Why is it taking so long for your fashionable home to find a buyer? There is a novel new explanation from the estate agency Bradford & Bingley. It is because the phenomenal success of "Reality TV" has turned us into a nation of voyeurs with a chronic desire to snoop around in other people's lives.
Nothing else will explain the apparently contradictory figures released today by the bowler-hatted high street property salesmen in their "Home Report". Houses now take an average of eleven weeks to sell – up two weeks on last year – but the average number of viewings booked by prospective buyers has gone up by 9 per cent since February.
Estate agents, looking for clues as to why the market has slowed down, are citing the recent hot weather and "the end-of-season football matches" as the culprits. They say that house-hunting is not a high priority when people can lie comatose in sunny parklands or cheer on Tranmere Rovers on a crowded terrace.
But after much head-scratching over the increased hordes of punters traipsing around "For Sale" properties without actually buying the house, the agents have concluded that we can't get enough of other people's dirty laundry. We have to face an uncomfortable truth: many British people's idea of fun is to spend a Saturday afternoon inspecting the contents of their neighbours' bathroom cupboards, bedside-table drawers and kitchen larders.

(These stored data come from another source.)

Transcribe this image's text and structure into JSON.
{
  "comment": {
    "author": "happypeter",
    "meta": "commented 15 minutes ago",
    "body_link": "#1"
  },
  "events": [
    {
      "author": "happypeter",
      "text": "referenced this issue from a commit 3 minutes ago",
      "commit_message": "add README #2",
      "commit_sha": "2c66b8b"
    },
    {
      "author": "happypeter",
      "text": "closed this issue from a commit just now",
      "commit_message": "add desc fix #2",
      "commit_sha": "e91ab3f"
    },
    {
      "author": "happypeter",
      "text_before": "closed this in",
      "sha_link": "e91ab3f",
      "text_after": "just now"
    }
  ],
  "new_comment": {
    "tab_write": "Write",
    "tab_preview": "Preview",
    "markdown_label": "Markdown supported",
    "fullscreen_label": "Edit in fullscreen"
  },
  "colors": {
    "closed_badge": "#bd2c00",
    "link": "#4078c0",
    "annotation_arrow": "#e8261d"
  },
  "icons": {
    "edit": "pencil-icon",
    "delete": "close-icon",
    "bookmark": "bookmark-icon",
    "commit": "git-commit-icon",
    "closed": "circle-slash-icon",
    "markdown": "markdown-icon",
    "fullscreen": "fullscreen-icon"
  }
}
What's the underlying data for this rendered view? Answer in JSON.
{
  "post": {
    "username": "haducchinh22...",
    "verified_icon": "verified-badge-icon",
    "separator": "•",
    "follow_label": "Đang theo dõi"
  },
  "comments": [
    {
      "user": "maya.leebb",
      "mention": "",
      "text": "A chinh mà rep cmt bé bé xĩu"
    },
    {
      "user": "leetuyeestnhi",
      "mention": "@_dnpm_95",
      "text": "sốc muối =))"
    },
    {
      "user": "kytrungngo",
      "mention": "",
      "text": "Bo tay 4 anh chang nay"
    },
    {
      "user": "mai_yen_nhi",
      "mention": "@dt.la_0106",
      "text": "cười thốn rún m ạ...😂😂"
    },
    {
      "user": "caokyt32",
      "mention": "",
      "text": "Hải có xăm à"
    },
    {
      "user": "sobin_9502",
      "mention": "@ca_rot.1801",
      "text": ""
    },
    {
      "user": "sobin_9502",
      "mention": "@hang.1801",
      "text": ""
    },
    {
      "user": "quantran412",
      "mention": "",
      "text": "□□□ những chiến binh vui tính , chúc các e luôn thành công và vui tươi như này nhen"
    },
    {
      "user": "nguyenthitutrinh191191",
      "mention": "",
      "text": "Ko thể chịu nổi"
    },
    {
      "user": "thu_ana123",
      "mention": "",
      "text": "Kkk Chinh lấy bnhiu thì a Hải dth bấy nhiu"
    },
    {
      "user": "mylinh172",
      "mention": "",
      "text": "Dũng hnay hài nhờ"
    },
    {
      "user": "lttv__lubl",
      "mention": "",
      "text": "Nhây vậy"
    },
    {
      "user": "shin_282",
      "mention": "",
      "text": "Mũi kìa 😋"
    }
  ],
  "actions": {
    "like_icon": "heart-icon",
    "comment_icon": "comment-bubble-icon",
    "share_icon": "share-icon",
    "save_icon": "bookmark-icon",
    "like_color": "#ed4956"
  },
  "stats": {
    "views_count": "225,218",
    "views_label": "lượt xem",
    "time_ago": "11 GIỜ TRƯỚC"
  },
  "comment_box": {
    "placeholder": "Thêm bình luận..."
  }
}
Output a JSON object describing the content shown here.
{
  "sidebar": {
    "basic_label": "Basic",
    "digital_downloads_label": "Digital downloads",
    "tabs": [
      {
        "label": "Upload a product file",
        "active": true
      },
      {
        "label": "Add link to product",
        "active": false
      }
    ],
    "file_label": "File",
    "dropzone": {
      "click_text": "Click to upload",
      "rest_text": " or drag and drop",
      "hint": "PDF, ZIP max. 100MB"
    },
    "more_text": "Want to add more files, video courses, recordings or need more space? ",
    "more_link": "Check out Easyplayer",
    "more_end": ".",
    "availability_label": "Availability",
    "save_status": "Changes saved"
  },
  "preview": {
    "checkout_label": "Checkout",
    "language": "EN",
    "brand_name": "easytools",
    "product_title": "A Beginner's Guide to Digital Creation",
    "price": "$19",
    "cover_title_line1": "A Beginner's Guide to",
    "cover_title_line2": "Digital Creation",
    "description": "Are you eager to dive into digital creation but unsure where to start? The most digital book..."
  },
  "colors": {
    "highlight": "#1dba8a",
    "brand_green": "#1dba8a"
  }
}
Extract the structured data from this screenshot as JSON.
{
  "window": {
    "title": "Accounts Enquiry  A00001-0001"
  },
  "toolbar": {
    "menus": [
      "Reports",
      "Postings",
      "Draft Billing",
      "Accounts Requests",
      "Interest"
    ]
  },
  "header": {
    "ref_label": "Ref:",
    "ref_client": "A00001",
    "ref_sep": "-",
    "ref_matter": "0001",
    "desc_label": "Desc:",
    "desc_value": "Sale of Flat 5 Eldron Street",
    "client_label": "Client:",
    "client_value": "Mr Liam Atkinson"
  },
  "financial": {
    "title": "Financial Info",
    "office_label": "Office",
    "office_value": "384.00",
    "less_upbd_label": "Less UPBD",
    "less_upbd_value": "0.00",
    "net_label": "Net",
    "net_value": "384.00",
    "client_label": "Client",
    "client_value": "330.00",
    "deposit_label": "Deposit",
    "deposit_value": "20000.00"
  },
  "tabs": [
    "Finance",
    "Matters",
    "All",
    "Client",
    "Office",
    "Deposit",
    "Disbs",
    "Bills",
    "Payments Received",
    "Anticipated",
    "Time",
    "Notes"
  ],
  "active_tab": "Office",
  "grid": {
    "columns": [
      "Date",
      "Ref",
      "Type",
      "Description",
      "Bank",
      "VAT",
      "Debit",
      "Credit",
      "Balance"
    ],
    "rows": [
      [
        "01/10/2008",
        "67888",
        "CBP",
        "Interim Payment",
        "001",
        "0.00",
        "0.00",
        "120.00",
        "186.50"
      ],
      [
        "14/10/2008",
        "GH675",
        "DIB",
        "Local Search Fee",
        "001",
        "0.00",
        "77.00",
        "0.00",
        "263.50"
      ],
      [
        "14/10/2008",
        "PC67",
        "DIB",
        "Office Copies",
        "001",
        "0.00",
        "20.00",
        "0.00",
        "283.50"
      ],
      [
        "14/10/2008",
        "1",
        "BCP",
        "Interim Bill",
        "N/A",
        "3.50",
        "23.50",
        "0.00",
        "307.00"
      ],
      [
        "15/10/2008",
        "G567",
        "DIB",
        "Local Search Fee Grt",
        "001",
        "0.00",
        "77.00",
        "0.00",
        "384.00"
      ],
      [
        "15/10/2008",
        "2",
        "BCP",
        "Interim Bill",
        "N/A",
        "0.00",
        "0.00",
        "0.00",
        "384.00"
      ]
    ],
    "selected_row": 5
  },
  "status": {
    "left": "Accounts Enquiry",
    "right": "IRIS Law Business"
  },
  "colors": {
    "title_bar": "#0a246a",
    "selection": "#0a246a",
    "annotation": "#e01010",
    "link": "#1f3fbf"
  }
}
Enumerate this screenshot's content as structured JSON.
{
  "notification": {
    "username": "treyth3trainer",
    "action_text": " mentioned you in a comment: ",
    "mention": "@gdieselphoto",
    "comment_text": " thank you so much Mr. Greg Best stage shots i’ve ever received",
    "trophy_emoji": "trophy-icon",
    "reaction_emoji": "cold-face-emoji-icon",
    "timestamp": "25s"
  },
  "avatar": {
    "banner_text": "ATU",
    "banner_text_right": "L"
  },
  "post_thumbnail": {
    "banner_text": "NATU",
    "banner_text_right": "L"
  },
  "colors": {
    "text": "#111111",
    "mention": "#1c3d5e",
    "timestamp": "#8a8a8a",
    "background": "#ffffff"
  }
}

How this nosey-parker impulse derives from Big Brother – where checking out the state of the house comes a poor second to watching the human behaviour in the hot tub – may be a little hard to fathom. One thing that didn't affect the property market was the general election. A month of campaigning, name-calling and political passion had "little or no" discernible impact on people's decisions to sell or buy. Election? What election?